O distrito de Castelo Branco foi analisado durante oito anos pela autora da tese. Tipos de crime, locais e reacções das vítimas foram alguns do parâmetros estudados.


Por Eduardo Alves


Um aumento de 38,4 por cento na última década. O valor é referente ao índice de criminalidade dos distrito de Castelo Branco. Consta da tese de mestrado de Maria de Fátima Salvado, apresentada no passado dia 16, na Universidade da Beira Interior (UBI).
Depois de uma licenciatura em Sociologia, “onde já trabalhei esta temática”, seguiu-se a tese de mestrado sobre os crimes praticados em quatro concelhos do Centro do País. Covilhã, Belmonte, Castelo Branco e Fundão serviram de amostra para o estudo intitulado de Criminalidade e Insegurança no distrito de Castelo Branco”. Maria Salvado percorreu, durante oito anos, “as esquadras de polícia e os organismos de apoio às vítimas”, onde recolheu depoimentos, números e tipos de crimes praticados no distrito.
Uma temporalidade que ajudou a traçar as linhas mais importantes do combate ao crime e da actuação das forças policiais. Para além disso, “este trabalho ajuda a olhar para os factores que levam ao aumento do crime e do sentimento de insegurança”, explica a autora do estudo. Uma das principais conclusões retiradas da tese revela um aumento significativo do crime, “de forma generalizada”. De entre os vários tipos de delito, os que mais imperam são “crimes contra o património e contra a integridade física”, sublinha Maria Salvado.

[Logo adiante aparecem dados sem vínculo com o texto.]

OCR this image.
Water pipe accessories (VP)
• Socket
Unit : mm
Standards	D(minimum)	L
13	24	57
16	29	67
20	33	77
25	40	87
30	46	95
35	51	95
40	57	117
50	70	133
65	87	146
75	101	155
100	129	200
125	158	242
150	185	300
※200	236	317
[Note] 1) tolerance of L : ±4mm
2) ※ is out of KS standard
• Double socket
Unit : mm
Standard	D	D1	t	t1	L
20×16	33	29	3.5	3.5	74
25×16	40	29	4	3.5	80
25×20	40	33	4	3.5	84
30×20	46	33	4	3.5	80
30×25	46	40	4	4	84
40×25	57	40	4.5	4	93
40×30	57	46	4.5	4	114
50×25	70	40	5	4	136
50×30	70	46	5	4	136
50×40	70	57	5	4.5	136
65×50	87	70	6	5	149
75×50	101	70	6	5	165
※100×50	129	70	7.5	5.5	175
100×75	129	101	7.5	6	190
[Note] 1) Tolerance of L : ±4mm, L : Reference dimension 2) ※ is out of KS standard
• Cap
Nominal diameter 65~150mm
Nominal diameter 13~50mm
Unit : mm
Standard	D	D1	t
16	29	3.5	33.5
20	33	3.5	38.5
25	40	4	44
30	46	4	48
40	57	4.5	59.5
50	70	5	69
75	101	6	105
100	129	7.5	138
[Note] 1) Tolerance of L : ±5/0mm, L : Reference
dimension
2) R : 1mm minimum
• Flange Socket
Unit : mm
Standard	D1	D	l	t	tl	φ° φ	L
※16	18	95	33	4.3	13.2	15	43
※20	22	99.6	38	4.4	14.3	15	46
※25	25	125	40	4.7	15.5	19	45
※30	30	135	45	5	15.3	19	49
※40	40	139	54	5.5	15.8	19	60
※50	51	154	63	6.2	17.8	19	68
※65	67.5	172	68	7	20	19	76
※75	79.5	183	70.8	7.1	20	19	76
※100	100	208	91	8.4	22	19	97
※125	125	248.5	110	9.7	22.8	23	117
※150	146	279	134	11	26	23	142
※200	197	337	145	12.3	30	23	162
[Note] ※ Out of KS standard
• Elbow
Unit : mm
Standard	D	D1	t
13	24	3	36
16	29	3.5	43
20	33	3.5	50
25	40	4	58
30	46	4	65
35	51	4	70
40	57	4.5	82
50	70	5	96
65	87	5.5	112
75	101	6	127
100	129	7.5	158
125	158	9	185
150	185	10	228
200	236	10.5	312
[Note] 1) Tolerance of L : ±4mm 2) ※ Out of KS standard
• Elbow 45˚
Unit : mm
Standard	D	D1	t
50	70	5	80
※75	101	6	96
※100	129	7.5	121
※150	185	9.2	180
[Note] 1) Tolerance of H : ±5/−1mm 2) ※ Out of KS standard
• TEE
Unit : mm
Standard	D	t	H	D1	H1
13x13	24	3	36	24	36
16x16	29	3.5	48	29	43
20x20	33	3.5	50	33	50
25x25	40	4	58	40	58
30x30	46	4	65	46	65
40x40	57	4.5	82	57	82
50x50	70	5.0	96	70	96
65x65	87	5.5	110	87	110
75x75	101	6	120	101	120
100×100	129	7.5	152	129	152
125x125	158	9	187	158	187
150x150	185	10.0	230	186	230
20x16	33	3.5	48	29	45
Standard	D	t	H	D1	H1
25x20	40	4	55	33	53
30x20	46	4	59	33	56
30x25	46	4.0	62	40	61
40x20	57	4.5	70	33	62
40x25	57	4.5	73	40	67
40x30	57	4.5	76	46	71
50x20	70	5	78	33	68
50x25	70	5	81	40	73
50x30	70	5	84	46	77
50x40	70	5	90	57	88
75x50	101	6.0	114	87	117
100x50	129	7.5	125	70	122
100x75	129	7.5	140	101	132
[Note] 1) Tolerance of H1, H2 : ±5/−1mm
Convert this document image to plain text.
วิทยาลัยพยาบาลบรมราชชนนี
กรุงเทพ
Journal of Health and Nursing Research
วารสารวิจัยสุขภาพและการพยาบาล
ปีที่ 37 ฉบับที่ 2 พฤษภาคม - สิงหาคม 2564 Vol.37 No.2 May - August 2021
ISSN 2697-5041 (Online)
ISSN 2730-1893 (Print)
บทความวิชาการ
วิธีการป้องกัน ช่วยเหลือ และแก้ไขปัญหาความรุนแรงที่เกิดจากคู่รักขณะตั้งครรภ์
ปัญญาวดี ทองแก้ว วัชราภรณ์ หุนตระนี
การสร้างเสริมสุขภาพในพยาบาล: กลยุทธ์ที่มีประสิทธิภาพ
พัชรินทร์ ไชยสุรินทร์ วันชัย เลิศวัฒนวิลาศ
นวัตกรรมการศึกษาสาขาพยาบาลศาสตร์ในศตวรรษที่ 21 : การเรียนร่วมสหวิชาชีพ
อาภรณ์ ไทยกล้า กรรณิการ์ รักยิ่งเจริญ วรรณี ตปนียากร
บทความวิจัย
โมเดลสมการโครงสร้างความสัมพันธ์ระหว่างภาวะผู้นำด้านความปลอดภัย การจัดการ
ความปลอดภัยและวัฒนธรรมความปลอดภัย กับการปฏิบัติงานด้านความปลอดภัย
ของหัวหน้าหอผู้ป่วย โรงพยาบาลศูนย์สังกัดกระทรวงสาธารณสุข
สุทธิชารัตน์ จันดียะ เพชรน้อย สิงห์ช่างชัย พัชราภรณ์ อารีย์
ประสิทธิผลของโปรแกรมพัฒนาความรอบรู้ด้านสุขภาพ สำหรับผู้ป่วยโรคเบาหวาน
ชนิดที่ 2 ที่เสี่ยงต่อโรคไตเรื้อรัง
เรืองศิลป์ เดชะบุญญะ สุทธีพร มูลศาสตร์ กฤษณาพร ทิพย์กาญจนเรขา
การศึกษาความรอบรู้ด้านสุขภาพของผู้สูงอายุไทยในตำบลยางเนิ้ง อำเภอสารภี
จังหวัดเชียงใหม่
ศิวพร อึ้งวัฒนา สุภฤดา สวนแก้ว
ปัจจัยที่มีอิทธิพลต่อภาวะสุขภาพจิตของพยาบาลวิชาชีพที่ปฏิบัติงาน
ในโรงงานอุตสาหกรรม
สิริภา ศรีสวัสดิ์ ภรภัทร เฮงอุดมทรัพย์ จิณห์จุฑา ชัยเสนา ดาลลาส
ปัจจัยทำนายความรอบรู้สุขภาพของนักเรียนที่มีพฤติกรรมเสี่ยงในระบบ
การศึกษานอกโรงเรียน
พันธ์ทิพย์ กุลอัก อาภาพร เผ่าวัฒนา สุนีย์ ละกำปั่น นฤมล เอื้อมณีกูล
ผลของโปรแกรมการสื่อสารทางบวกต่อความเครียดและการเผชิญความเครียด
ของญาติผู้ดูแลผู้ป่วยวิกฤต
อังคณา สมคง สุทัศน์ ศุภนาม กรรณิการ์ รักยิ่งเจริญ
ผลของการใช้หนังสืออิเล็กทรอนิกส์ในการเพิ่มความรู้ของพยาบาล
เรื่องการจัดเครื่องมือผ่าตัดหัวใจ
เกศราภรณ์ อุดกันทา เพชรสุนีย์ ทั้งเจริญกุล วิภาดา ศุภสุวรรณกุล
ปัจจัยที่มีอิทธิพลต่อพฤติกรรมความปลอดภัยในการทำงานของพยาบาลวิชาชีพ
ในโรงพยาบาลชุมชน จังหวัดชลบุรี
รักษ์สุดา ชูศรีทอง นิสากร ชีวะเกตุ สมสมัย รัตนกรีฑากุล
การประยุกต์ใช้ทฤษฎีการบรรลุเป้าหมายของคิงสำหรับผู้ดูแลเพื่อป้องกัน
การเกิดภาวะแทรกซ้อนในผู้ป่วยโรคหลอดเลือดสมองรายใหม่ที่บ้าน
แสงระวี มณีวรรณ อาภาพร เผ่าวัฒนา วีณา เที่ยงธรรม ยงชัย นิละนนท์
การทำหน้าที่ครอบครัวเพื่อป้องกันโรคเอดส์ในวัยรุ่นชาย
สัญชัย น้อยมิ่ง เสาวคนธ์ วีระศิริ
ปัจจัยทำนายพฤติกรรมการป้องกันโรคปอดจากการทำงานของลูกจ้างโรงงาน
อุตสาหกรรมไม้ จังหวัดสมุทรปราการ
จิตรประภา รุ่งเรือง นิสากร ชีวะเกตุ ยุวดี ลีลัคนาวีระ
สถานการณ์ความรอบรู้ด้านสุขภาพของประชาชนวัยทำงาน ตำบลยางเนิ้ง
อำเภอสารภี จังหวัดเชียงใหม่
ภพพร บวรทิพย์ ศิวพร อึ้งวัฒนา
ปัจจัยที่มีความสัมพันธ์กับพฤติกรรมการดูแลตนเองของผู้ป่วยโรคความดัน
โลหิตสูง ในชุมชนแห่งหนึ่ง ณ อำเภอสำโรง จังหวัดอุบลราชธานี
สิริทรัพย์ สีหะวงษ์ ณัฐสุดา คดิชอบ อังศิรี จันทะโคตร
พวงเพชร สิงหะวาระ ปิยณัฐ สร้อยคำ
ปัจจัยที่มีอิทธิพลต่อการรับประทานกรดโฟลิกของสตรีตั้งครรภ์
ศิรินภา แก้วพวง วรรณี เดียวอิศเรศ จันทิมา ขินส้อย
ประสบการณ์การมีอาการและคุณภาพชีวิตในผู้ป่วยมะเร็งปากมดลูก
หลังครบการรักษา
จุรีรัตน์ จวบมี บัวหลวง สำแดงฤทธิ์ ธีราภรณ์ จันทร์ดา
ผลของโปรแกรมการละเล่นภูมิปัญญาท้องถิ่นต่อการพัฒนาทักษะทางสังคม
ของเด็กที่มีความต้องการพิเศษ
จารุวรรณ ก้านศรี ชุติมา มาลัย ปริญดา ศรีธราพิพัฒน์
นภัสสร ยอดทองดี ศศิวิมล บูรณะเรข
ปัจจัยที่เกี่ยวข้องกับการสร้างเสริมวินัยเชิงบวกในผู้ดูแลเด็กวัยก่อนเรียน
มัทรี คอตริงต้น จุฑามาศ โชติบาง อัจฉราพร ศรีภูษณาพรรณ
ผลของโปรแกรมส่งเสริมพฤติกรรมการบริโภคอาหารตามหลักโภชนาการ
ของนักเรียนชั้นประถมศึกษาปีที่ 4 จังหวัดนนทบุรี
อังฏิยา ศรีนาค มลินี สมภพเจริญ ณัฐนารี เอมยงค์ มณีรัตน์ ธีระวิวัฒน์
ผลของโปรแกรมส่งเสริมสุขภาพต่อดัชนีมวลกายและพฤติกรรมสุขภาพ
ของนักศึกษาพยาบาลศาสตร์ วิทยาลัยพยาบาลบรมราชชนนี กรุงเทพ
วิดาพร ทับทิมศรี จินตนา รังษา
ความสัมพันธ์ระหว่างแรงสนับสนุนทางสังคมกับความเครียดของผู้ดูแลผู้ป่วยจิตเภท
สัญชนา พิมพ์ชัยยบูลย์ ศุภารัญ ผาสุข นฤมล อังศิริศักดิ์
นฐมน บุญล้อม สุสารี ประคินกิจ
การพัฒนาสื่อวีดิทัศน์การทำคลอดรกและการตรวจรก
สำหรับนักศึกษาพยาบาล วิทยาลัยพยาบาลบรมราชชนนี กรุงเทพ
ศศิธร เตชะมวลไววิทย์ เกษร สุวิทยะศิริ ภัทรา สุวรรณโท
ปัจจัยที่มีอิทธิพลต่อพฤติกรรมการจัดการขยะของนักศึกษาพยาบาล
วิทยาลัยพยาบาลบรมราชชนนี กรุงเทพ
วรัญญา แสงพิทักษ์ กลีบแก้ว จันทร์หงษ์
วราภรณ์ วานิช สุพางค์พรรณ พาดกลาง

Este tipo de delito “gera um forte sentimento de insegurança”, ao que a autora do estudo atribuiu também “uma certa desacreditação das forças policiais”. A dissertação foi apresentada no anfiteatro 7.21 e teve como júri, Donizete Aparecido Rodrigues, professor associado da Universidade da Beira Interior, Manuel Gaspar da Silva Lisboa, professor auxiliar da Faculdade de Ciências Sociais e Humanas da Universidade Nova de Lisboa, este como arguente e João Dias das Neves, professor auxiliar da Universidade da Beira Interior. A classificação alcançada por Maria de Fátima Salvado foi de Muito Bom.